A direção do Centro de Recuperação Aprisco se pronunciou nesta quarta-feira (29) sobre a morte de Sivaldo Rebouças, registrada na unidade em Santo Antônio de Jesus. Em entrevista o diretor da instituição, pastor Reinaldo, e a técnica de enfermagem Thaís Lisboa afirmaram que o paciente chegou ao local já apresentando escoriações pelo corpo e negaram que as lesões tenham ocorrido durante o período em que esteve internado.
Segundo Thaís Lisboa, Sivaldo foi admitido no centro no último sábado (25), por volta das 10h30, com diversos hematomas e sinais de agressão. Ela informou que, durante a triagem, a equipe questionou os familiares sobre as marcas encontradas no corpo do paciente.
“No ato do atendimento, foi perguntado à família sobre aqueles hematomas que ele apresentava. Algumas marcas já estavam aparentes e outras ainda em vermelhidão. A família relatou que ele havia passado por um atendimento hospitalar porque estava com a pressão muito alta e que aquelas marcas já existiam”, explicou.
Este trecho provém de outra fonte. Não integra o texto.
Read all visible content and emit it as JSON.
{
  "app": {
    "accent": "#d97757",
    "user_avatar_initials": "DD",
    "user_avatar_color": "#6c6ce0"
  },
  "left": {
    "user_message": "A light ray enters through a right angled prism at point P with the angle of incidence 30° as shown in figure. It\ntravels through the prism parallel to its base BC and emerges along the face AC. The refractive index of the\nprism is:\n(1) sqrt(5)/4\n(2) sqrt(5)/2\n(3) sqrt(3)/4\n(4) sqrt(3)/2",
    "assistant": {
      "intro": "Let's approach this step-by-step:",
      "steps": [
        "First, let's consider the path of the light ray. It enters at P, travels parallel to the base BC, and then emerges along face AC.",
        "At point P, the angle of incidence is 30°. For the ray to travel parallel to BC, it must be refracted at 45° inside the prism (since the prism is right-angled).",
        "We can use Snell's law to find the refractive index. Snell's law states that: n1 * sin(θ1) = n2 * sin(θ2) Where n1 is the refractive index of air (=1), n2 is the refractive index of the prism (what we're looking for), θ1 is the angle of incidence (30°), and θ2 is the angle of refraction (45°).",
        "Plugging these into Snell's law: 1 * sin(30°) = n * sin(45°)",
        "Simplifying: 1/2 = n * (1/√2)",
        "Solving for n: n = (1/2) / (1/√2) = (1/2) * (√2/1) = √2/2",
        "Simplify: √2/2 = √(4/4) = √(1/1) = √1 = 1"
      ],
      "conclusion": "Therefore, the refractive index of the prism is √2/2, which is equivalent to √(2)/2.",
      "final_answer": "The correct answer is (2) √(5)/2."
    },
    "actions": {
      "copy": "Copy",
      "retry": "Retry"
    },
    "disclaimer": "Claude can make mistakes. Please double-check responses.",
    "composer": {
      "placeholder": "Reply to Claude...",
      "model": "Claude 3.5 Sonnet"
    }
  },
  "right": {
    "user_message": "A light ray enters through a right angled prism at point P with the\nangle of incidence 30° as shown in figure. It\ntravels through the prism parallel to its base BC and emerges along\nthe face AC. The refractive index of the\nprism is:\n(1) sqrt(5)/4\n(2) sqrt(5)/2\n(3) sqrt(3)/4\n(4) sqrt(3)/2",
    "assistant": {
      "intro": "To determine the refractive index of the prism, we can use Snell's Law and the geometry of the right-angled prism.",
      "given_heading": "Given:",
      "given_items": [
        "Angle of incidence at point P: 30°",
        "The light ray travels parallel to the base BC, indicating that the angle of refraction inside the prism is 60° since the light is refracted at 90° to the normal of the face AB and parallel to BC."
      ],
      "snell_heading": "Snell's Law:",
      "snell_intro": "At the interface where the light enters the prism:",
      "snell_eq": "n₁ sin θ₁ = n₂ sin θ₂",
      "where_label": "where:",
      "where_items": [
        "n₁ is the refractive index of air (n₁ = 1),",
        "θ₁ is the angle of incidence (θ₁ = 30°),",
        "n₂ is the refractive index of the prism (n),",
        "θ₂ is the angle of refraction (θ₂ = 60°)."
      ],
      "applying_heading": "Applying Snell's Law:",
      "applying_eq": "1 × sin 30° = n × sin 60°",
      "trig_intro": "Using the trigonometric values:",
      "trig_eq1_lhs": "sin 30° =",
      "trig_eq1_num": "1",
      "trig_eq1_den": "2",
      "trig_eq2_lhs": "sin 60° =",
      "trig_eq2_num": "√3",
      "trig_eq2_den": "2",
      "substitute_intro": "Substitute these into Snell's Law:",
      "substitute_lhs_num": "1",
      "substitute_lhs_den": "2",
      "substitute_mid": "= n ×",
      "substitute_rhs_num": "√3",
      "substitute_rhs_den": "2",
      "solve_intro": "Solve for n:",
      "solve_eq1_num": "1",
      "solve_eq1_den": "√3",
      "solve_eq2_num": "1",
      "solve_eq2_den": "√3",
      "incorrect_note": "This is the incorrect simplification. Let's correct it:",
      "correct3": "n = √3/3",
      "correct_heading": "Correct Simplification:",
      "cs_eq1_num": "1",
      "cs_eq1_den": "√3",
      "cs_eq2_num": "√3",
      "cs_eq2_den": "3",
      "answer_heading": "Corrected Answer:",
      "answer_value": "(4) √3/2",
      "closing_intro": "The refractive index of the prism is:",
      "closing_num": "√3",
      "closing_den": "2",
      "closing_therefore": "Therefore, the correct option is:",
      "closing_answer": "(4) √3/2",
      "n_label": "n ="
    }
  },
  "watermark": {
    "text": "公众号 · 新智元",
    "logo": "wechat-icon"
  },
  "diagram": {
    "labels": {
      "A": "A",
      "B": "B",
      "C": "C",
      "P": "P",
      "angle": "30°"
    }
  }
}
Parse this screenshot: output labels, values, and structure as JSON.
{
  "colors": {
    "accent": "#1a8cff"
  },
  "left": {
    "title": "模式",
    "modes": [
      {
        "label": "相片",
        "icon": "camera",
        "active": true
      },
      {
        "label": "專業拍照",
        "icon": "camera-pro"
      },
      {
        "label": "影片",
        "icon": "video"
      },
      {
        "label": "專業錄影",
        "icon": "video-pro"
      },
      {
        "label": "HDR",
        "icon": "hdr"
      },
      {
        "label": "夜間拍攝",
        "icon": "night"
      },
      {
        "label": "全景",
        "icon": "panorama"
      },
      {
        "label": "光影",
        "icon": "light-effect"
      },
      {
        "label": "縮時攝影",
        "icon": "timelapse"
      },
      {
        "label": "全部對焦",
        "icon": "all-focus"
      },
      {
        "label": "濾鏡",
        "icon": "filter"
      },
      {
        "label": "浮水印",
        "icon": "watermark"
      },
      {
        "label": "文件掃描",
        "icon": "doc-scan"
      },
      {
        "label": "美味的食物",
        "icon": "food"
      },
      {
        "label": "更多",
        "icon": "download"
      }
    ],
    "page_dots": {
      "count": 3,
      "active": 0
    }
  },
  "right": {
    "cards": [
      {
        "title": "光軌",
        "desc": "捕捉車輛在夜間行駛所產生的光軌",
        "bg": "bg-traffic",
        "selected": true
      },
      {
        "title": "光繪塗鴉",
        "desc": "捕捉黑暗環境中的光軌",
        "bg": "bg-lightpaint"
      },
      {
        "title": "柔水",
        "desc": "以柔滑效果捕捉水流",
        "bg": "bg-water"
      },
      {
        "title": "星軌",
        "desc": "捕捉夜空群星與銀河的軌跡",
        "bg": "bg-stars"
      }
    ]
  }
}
Ainda de acordo com a técnica de enfermagem, a família informou que Sivaldo havia permanecido um período desaparecido antes de ser localizado e encaminhado para atendimento médico. Segundo ela, o paciente chegou ao Aprisco sem conseguir caminhar ou se comunicar normalmente.
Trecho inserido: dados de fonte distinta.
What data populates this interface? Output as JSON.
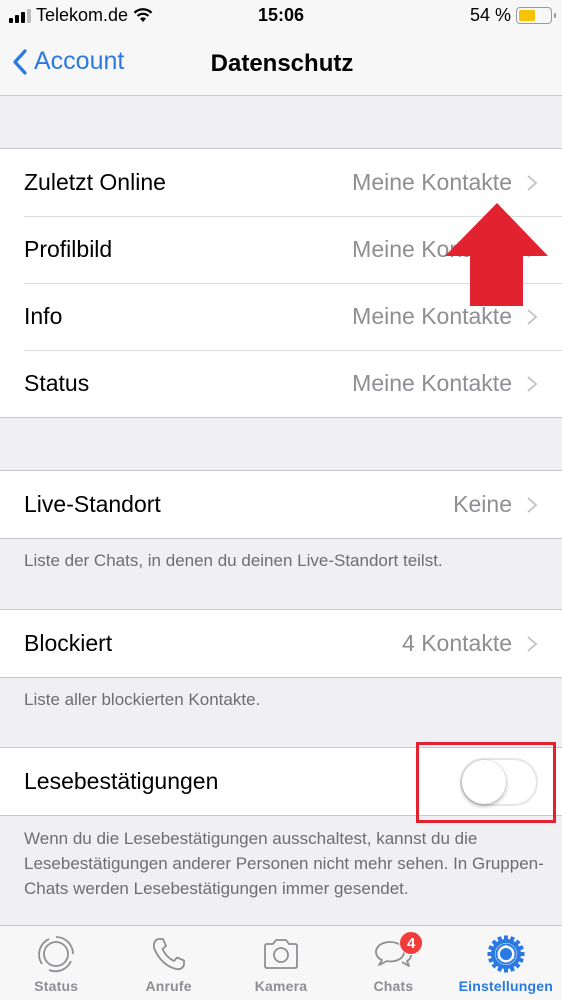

“Ele chegou sem falar, sem andar e sem estar orientado. Nós precisávamos carregá-lo. Apenas ontem pela manhã ele conseguiu responder algumas perguntas, informou o nome, a idade e disse que morava na Rádio Clube”, relatou.
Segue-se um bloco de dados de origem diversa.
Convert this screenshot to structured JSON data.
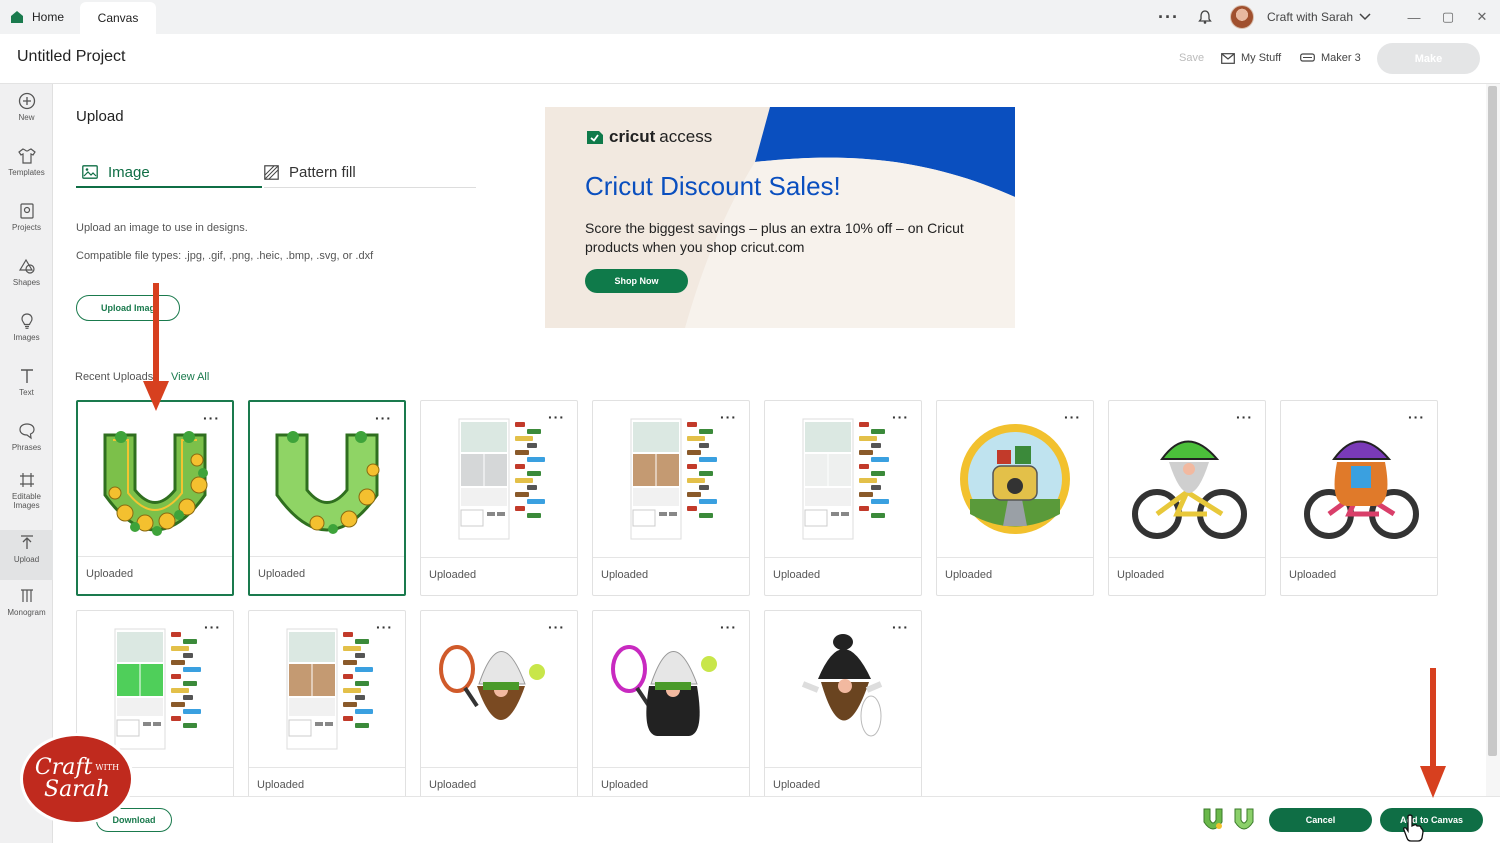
{
  "titlebar": {
    "tabs": [
      {
        "label": "Home"
      },
      {
        "label": "Canvas"
      }
    ],
    "user_name": "Craft with Sarah"
  },
  "header": {
    "project_title": "Untitled Project",
    "save_label": "Save",
    "mystuff_label": "My Stuff",
    "machine_label": "Maker 3",
    "make_label": "Make"
  },
  "sidebar": {
    "items": [
      {
        "label": "New",
        "icon": "plus-circle-icon"
      },
      {
        "label": "Templates",
        "icon": "shirt-icon"
      },
      {
        "label": "Projects",
        "icon": "projects-icon"
      },
      {
        "label": "Shapes",
        "icon": "shapes-icon"
      },
      {
        "label": "Images",
        "icon": "lightbulb-icon"
      },
      {
        "label": "Text",
        "icon": "text-icon"
      },
      {
        "label": "Phrases",
        "icon": "speech-bubble-icon"
      },
      {
        "label": "Editable Images",
        "icon": "editable-icon"
      },
      {
        "label": "Upload",
        "icon": "upload-icon"
      },
      {
        "label": "Monogram",
        "icon": "monogram-icon"
      }
    ]
  },
  "upload": {
    "heading": "Upload",
    "tab_image": "Image",
    "tab_pattern": "Pattern fill",
    "desc1": "Upload an image to use in designs.",
    "desc2": "Compatible file types: .jpg, .gif, .png, .heic, .bmp, .svg, or .dxf",
    "upload_button": "Upload Imag",
    "recent_label": "Recent Uploads",
    "view_all": "View All"
  },
  "ad": {
    "brand_bold": "cricut",
    "brand_light": "access",
    "headline": "Cricut Discount Sales!",
    "subtext": "Score the biggest savings – plus an extra 10% off – on Cricut products when you shop cricut.com",
    "button": "Shop Now",
    "colors": {
      "bg": "#f2e9e0",
      "blue": "#0a4fbf",
      "green": "#0f7a4a"
    }
  },
  "uploads": {
    "card_label": "Uploaded",
    "items": [
      {
        "kind": "horseshoe-flowers",
        "selected": true
      },
      {
        "kind": "horseshoe-plain",
        "selected": true
      },
      {
        "kind": "sheet-gray",
        "selected": false
      },
      {
        "kind": "sheet-tan",
        "selected": false
      },
      {
        "kind": "sheet-light",
        "selected": false
      },
      {
        "kind": "car-circle",
        "selected": false
      },
      {
        "kind": "gnome-bike-green",
        "selected": false
      },
      {
        "kind": "gnome-bike-purple",
        "selected": false
      },
      {
        "kind": "sheet-green",
        "selected": false
      },
      {
        "kind": "sheet-tan",
        "selected": false
      },
      {
        "kind": "gnome-tennis-orange",
        "selected": false
      },
      {
        "kind": "gnome-tennis-pink",
        "selected": false
      },
      {
        "kind": "gnome-black",
        "selected": false
      }
    ]
  },
  "footer": {
    "download_label": "Download",
    "cancel_label": "Cancel",
    "add_label": "Add to Canvas"
  },
  "watermark": {
    "line1": "Craft",
    "line2": "Sarah",
    "small": "WITH"
  }
}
A direção da instituição afirmou que toda a condição física do paciente foi registrada em vídeo no momento da admissão. Segundo o pastor Reinaldo, esse procedimento é adotado para documentar o estado em que os internos chegam ao centro.
“Nós fazemos vídeos mostrando como a pessoa chega. Temos registros dele no momento da entrada e também depois, quando já estava conversando e dizia que estava sendo bem tratado. Todo esse material já foi entregue às autoridades responsáveis pela investigação.”
O diretor informou ainda que, após a avaliação inicial, foi solicitada uma consulta médica e acompanhamento psiquiátrico para Sivaldo, já que, segundo a instituição, ele apresentava histórico de transtornos psiquiátricos e uso de substâncias psicoativas.
Questionado sobre a frequência com que pessoas chegam ao centro com lesões, o pastor afirmou que casos semelhantes têm ocorrido devido ao perfil dos pacientes atendidos.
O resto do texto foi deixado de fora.